Fuhrman does speculate that the county wanted to wait until after Christmas Eve, when the city would drop out of the case, to tip their hand. So another question for Bragdon would be if he knew the county had a suspect when he dropped out due to financial problems brought on by I-695.
Ironically, Fuhrman also postulates that if Yates had simply submitted to the blood test, no red flags would have been raised and his blood sample would still be sitting in line with hundreds of others at a crime lab somewhere while he still walked the streets.
"All it takes is a brain to catch a suspect -- not a computer, not a DNA strip," says Fuhrman. "They leaned so much on technology, they forgot how to be cops."
Fuhrman isn't sure what the fallout will be from his book, but he hopes it leads to a better understanding of what really happened -- and better police work in the future.

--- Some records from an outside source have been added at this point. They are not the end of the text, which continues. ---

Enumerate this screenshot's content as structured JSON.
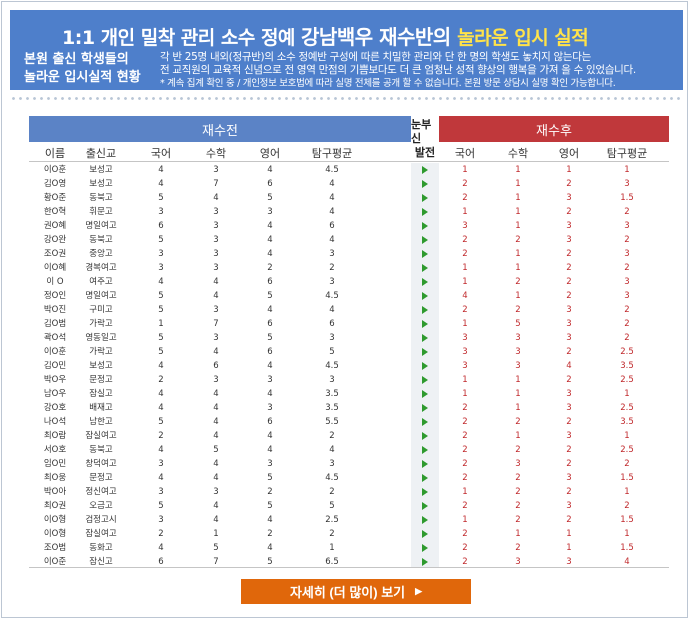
{
  "banner": {
    "title_prefix": "1:1 개인 밀착 관리 소수 정예 ",
    "title_brand": "강남백우 재수반의 ",
    "title_highlight": "놀라운 입시 실적",
    "subtitle_line1": "본원 출신 학생들의",
    "subtitle_line2": "놀라운 입시실적 현황",
    "desc_line1": "각 반 25명 내외(정규반)의 소수 정예반 구성에 따른 치밀한 관리와 단 한 명의 학생도 놓치지 않는다는",
    "desc_line2": "전 교직원의 교육적 신념으로 전 영역 만점의 기쁨보다도 더 큰 엄청난 성적 향상의 행복을 가져 올 수 있었습니다.",
    "desc_line3": "* 계속 집계 확인 중 / 개인정보 보호법에 따라 실명 전체를 공개 할 수 없습니다. 본원 방문 상담시 실명 확인 가능합니다."
  },
  "table": {
    "group_before": "재수전",
    "group_mid_line1": "눈부신",
    "group_mid_line2": "발전",
    "group_after": "재수후",
    "columns": [
      "이름",
      "출신교",
      "국어",
      "수학",
      "영어",
      "탐구평균",
      "국어",
      "수학",
      "영어",
      "탐구평균"
    ],
    "rows": [
      [
        "이O훈",
        "보성고",
        "4",
        "3",
        "4",
        "4.5",
        "1",
        "1",
        "1",
        "1"
      ],
      [
        "김O영",
        "보성고",
        "4",
        "7",
        "6",
        "4",
        "2",
        "1",
        "2",
        "3"
      ],
      [
        "황O준",
        "동북고",
        "5",
        "4",
        "5",
        "4",
        "2",
        "1",
        "3",
        "1.5"
      ],
      [
        "한O혁",
        "휘문고",
        "3",
        "3",
        "3",
        "4",
        "1",
        "1",
        "2",
        "2"
      ],
      [
        "권O혜",
        "명일여고",
        "6",
        "3",
        "4",
        "6",
        "3",
        "1",
        "3",
        "3"
      ],
      [
        "강O완",
        "동북고",
        "5",
        "3",
        "4",
        "4",
        "2",
        "2",
        "3",
        "2"
      ],
      [
        "조O권",
        "중앙고",
        "3",
        "3",
        "4",
        "3",
        "2",
        "1",
        "2",
        "3"
      ],
      [
        "이O혜",
        "경복여고",
        "3",
        "3",
        "2",
        "2",
        "1",
        "1",
        "2",
        "2"
      ],
      [
        "이 O",
        "여주고",
        "4",
        "4",
        "6",
        "3",
        "1",
        "2",
        "2",
        "3"
      ],
      [
        "정O인",
        "명일여고",
        "5",
        "4",
        "5",
        "4.5",
        "4",
        "1",
        "2",
        "3"
      ],
      [
        "박O진",
        "구미고",
        "5",
        "3",
        "4",
        "4",
        "2",
        "2",
        "3",
        "2"
      ],
      [
        "김O범",
        "가락고",
        "1",
        "7",
        "6",
        "6",
        "1",
        "5",
        "3",
        "2"
      ],
      [
        "곽O석",
        "영동일고",
        "5",
        "3",
        "5",
        "3",
        "3",
        "3",
        "3",
        "2"
      ],
      [
        "이O훈",
        "가락고",
        "5",
        "4",
        "6",
        "5",
        "3",
        "3",
        "2",
        "2.5"
      ],
      [
        "김O민",
        "보성고",
        "4",
        "6",
        "4",
        "4.5",
        "3",
        "3",
        "4",
        "3.5"
      ],
      [
        "박O우",
        "문정고",
        "2",
        "3",
        "3",
        "3",
        "1",
        "1",
        "2",
        "2.5"
      ],
      [
        "남O우",
        "잠실고",
        "4",
        "4",
        "4",
        "3.5",
        "1",
        "1",
        "3",
        "1"
      ],
      [
        "강O호",
        "배재고",
        "4",
        "4",
        "3",
        "3.5",
        "2",
        "1",
        "3",
        "2.5"
      ],
      [
        "나O석",
        "남한고",
        "5",
        "4",
        "6",
        "5.5",
        "2",
        "2",
        "2",
        "3.5"
      ],
      [
        "최O람",
        "잠실여고",
        "2",
        "4",
        "4",
        "2",
        "2",
        "1",
        "3",
        "1"
      ],
      [
        "서O호",
        "동북고",
        "4",
        "5",
        "4",
        "4",
        "2",
        "2",
        "2",
        "2.5"
      ],
      [
        "임O민",
        "창덕여고",
        "3",
        "4",
        "3",
        "3",
        "2",
        "3",
        "2",
        "2"
      ],
      [
        "최O웅",
        "문정고",
        "4",
        "4",
        "5",
        "4.5",
        "2",
        "2",
        "3",
        "1.5"
      ],
      [
        "박O아",
        "정신여고",
        "3",
        "3",
        "2",
        "2",
        "1",
        "2",
        "2",
        "1"
      ],
      [
        "최O권",
        "오금고",
        "5",
        "4",
        "5",
        "5",
        "2",
        "2",
        "3",
        "2"
      ],
      [
        "이O형",
        "검정고시",
        "3",
        "4",
        "4",
        "2.5",
        "1",
        "2",
        "2",
        "1.5"
      ],
      [
        "이O형",
        "잠실여고",
        "2",
        "1",
        "2",
        "2",
        "2",
        "1",
        "1",
        "1"
      ],
      [
        "조O범",
        "동화고",
        "4",
        "5",
        "4",
        "1",
        "2",
        "2",
        "1",
        "1.5"
      ],
      [
        "이O준",
        "잠신고",
        "6",
        "7",
        "5",
        "6.5",
        "2",
        "3",
        "3",
        "4"
      ]
    ]
  },
  "more_button": {
    "label": "자세히 (더 많이) 보기",
    "icon": "chevron-right-icon"
  },
  "colors": {
    "banner_bg": "#4e7fcb",
    "highlight": "#ffe34a",
    "before_header": "#5b83c6",
    "after_header": "#c0383b",
    "after_values": "#c0292c",
    "arrow": "#2e9a2e",
    "button": "#e0670b"
  }
}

"Maybe Turman's [report on pulling over Yates] got lost -- it can happen -- but somebody needs to just admit it," says Fuhrman. "In L.A., people wouldn't necessarily be losing jobs over something like this, but somebody would have to cough up what went sideways. Where was the breakdown in the system? Did somebody stack up clues and never give them to the records clerk?
"This problem just isn't homicide," Fuhrman continues. "On my radio show, people who call in are victims of fraud, check cashing schemes, burglary and they can't even get the police to come to their house. This is about leadership and administration. What's going on is they just are not accountable to the citizens of Spokane."
And until local law enforcement tells its story, that may well be the impression people are left with. After all, one thing Fuhrman has shown is that he can get the media's attention.
Reagan says that in response, the Sheriff's Department may even put together a presentation to make to service clubs and other groups about the investigation. And Sterk, who seems to have alternated between wanting to work with Fuhrman and not in the book, is set to address the Spokane Women's Republican Club tonight at 6:30 pm at the Shilo Inn. The subject is the serial killer, but whether he will break the official silence on details of the case brought to light in Fuhrman's book remains to be seen.
"I don't have all the answers here," says Fuhrman. "Really, it's just a lot of questions."